GERA - Die schrumpfende Stadt, deren Bewohner immer älter werden - dem wollen die Initiatoren mit einer Bewerbung als Kulturhauptstadt etwas entgegensetzen. «Die Zukunft der Jugend in Gera ist ein großes Thema der Bewerbung», sagte Thomas Kiemle aus dem Organisationsteam. Bei einem «Langen Tisch» kamen kürzlich Jugendvertreter zusammen, um darüber zu beraten, wie junge Menschen von einer Bewerbung der ostthüringischen Kommune zur Kulturhauptstadt profitieren könnten - und was sie einbringen könnten. Die Motivation für die Bewerbung kam von einer Gruppe junger Einwohner, die sich zur Initiative zusammengeschlossen haben.

HANNOVER - «Hier Jetzt Alle für Europa!» lautet das Motto von Hannover. Nach antikem Vorbild will die niedersächsische Landeshauptstadt eine Agora - ein Kunst- und Debattierforum - in der City schaffen. Weitere Schwerpunkte der Bewerbung sind grüne Stadt, Musik als universelle Sprache sowie Religion auf der Suche nach gemeinsamen Werten. Prominenter Botschafter ist der in Hannover aufgewachsene Pianist Igor Levit. «Unsere Geschichte ist nicht die Geschichte der Angst», sagt der Weltstar in einer Videobotschaft. «Wir stehen für Weltoffenheit.» Für das Bewerbungsbuch wurde der Schriftsteller Juan S. Guse engagiert. Dies habe noch keine andere Stadt zuvor gemacht, hieß es. In dem Buch greift der 30-Jährige das Szenario eines existenziell gefährdeten Europas auf und erweckt zwei berühmte Hannoveraner zum Leben, den Philosophen Gottfried Wilhelm Leibniz und den Künstler Kurt Schwitters.

HILDESHEIM - «Beets, Roses and the meaning of life» (Rüben, Rosen und der Sinn des Lebens) lautet das Motto der 100 000-Einwohner-Stadt nur etwa 35 Kilometer südlich von Hannover. Dabei stehen die Rüben für Landwirtschaft und Bodenständigkeit, die Rosen für Schönheit und Lebenswillen. «Wir bewerben uns mit der umliegenden Region», sagt Thomas Harling, Leiter des Projektbüros Kulturhauptstadt Hi2025. Der 1000-jährige Rosenstock am Dom hängt eng mit dem Gründungsmythos der Stadt zusammen. Der Mariendom und die Kirche Sankt Michaelis wurden 1985 samt ihrer Kunstschätze in die Liste des Unesco-Weltkulturerbes aufgenommen. Die Idee zur Bewerbung als Europäische Kulturhauptstadt stammt laut Harling nicht aus dem Rathaus, sondern aus der Stadtgesellschaft.

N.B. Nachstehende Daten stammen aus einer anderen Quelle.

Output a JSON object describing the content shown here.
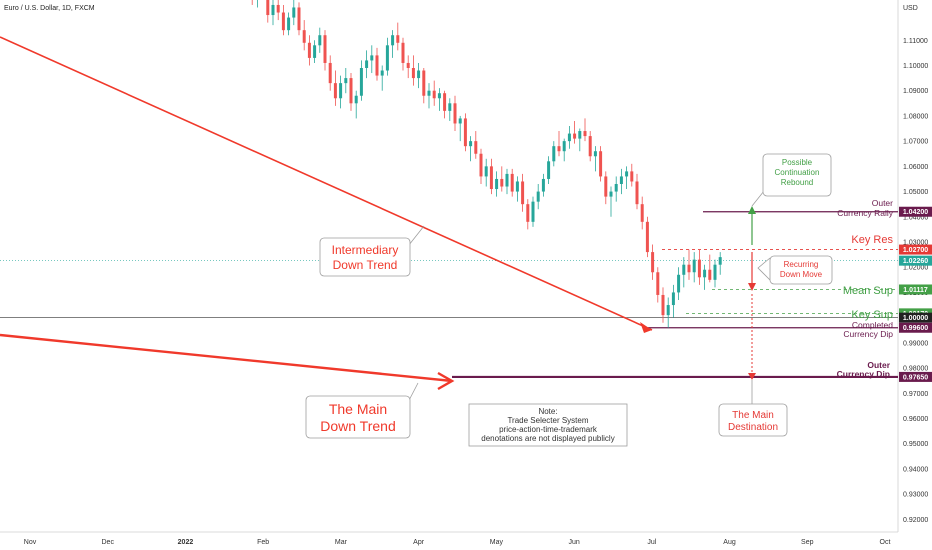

MAGDEBURG lässt sich von den Experimenten des Naturwissenschaftlers Otto von Guericke (1602-1686) inspirieren. Er schuf etwa die «Magdeburger Halbkugeln» und erzeugte ein Vakuum. Bauliche Lücken und Leerstellen - und die Chancen, sie zu füllen - sollen nun bei der Bewerbung als «Stadt des Vakuums» helfen. «Wir wollen als Stadt perfekter werden», sagte Oberbürgermeister Lutz Trümper (SPD). «Out of the Void - Raus aus der Leere» ist das 60-seitige Bewerbungsbuch der Stadt überschrieben. Es sollen mehr Möglichkeiten für Kultur in der Stadt geschaffen werden, öffentliche Räume belebt werden. Stadtteilprojekte sollen für mehr gesellschaftlichen Zusammenhalt sorgen. Magdeburg will so auch sein Image verbessern.

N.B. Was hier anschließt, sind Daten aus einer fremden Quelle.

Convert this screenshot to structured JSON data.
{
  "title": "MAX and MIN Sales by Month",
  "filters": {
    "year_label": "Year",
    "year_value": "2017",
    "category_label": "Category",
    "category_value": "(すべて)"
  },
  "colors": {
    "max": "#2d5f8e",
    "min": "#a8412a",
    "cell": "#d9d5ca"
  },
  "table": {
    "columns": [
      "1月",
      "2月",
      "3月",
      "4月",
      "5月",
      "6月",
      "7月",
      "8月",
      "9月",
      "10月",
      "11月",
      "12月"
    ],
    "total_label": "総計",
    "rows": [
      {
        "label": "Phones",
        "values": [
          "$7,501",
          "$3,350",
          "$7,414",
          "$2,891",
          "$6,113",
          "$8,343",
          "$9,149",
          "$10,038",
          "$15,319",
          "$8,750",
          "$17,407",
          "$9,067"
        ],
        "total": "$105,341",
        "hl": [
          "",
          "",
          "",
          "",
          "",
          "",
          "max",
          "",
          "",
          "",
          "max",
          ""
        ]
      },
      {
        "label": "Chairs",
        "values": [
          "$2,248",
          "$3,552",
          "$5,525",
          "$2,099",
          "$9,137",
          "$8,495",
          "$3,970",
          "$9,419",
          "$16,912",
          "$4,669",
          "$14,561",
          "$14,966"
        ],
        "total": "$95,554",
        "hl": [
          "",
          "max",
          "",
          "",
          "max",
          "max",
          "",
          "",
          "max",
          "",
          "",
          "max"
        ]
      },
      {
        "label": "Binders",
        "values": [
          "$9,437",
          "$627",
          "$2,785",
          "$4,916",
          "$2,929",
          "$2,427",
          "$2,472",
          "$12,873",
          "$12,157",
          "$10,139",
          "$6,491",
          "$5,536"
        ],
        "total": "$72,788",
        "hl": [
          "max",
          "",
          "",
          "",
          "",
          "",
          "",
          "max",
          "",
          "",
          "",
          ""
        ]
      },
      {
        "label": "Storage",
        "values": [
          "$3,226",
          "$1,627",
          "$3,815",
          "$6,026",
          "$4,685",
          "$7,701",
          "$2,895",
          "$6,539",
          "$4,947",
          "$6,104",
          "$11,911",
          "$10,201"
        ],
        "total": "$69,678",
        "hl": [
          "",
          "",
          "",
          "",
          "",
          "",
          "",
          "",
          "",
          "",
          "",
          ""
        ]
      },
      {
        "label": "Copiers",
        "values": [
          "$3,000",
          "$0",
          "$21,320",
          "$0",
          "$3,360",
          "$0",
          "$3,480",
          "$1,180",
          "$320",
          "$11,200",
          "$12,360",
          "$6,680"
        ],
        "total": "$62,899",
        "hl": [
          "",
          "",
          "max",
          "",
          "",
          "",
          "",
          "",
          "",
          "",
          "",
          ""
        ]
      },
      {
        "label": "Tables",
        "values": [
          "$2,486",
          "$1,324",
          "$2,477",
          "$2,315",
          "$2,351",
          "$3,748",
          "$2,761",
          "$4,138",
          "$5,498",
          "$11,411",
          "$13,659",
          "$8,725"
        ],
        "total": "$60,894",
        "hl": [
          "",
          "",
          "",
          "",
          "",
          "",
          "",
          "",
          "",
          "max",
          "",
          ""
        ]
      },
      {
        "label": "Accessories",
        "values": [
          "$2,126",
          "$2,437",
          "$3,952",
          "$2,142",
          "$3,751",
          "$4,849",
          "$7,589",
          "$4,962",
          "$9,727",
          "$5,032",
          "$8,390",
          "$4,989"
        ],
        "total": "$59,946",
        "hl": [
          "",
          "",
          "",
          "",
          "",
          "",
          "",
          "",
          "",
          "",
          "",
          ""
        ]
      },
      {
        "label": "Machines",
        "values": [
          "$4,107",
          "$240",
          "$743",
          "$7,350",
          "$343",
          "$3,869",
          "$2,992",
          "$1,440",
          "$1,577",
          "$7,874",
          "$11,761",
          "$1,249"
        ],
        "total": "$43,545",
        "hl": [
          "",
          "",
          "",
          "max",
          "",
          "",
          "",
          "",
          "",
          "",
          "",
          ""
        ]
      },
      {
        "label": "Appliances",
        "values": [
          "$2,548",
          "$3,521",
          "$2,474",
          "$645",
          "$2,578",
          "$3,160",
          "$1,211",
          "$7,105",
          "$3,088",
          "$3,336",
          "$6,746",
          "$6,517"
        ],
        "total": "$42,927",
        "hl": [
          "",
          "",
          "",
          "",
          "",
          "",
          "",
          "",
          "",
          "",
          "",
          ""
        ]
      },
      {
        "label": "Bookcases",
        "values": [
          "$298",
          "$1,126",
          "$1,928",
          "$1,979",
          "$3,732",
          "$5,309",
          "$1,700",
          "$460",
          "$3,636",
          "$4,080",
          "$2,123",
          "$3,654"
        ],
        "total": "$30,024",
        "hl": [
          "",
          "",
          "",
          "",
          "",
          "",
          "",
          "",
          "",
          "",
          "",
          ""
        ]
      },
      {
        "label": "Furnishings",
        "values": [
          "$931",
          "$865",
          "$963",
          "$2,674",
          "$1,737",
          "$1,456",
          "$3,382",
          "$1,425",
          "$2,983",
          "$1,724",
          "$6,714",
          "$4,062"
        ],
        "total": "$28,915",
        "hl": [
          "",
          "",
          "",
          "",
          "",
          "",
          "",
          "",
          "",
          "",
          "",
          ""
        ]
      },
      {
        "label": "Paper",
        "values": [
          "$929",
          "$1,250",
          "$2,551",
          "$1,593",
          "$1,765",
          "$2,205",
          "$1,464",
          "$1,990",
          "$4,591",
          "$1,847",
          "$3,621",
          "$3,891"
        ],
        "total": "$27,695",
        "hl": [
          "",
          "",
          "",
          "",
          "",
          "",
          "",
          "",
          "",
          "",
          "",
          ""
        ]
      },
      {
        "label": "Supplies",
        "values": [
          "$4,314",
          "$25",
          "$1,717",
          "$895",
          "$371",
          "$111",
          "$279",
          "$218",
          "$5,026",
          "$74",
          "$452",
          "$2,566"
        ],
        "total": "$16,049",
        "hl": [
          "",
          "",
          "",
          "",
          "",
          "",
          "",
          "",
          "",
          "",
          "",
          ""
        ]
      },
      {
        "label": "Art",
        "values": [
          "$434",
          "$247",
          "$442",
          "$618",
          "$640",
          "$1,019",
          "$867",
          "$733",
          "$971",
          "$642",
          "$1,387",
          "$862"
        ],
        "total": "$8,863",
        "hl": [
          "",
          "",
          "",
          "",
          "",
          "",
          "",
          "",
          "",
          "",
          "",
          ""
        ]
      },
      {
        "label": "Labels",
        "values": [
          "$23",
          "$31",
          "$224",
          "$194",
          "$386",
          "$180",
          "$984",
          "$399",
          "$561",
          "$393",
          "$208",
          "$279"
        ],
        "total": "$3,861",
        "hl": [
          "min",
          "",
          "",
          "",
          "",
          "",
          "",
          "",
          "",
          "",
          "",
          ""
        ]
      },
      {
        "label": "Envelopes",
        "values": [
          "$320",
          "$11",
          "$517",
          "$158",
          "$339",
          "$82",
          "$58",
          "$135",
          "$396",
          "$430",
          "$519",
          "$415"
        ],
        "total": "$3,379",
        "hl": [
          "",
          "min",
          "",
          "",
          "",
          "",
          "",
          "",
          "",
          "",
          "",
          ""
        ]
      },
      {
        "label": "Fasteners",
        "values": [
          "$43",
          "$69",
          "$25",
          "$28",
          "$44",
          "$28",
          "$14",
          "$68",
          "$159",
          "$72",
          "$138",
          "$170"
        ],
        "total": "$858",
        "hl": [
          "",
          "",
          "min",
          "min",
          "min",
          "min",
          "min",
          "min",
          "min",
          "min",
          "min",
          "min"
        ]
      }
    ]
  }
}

NÜRNBERG hat sich bereits im Dezember 2016 per Stadtratsbeschluss zu der Bewerbung bekannt. Der langjährige und im kommenden Jahr scheidende Oberbürgermeister Ulrich Maly (SPD) sieht in dem Projekt nicht weniger als «einen Aufbruch für die nächste Generation». Themen wie Europa, die Digitalisierung des Alltags, Migration oder Zukunft der Arbeit sollen eine Rolle spielen. Die Stadt rechnet mit Vorbereitungskosten von mehreren Millionen Euro. Nürnberg kann unter anderem auch mit seiner mittelalterlichen Altstadt und einer regen Kulturszene punkten. Zuletzt machte die Generalmusikdirektorin des Nürnberger Staatstheaters, Joana Mallwitz, Schlagzeilen, die zur «Dirigentin des Jahres» gekürt wurde.

ZITTAU in Ostsachsen setzt unter dem Motto «365°Leben» auf die Verbindung zwischen Menschen, Kommunen und Organisationen aus verschiedenen Nationen in der Region «als wichtige Nahtstellen für die EU». Die Akteure haben das Bewerbungsbuch mit Geschichten über das Leben im ländlichen Raum, abseits der Metropolen und großer gesellschaftlicher Bühnen gespickt: anhand einer typischen, durch historische Brüche, Abwanderungsschmerz und neuen Mut getragenen Familie aus der Dreiländerregion. «Wir können mit unserer Bewerbung zeigen, dass ein vereintes Europa nicht einfach nur Vorteile hat, sondern Lebensgrundlage für ganze Landstriche ist.»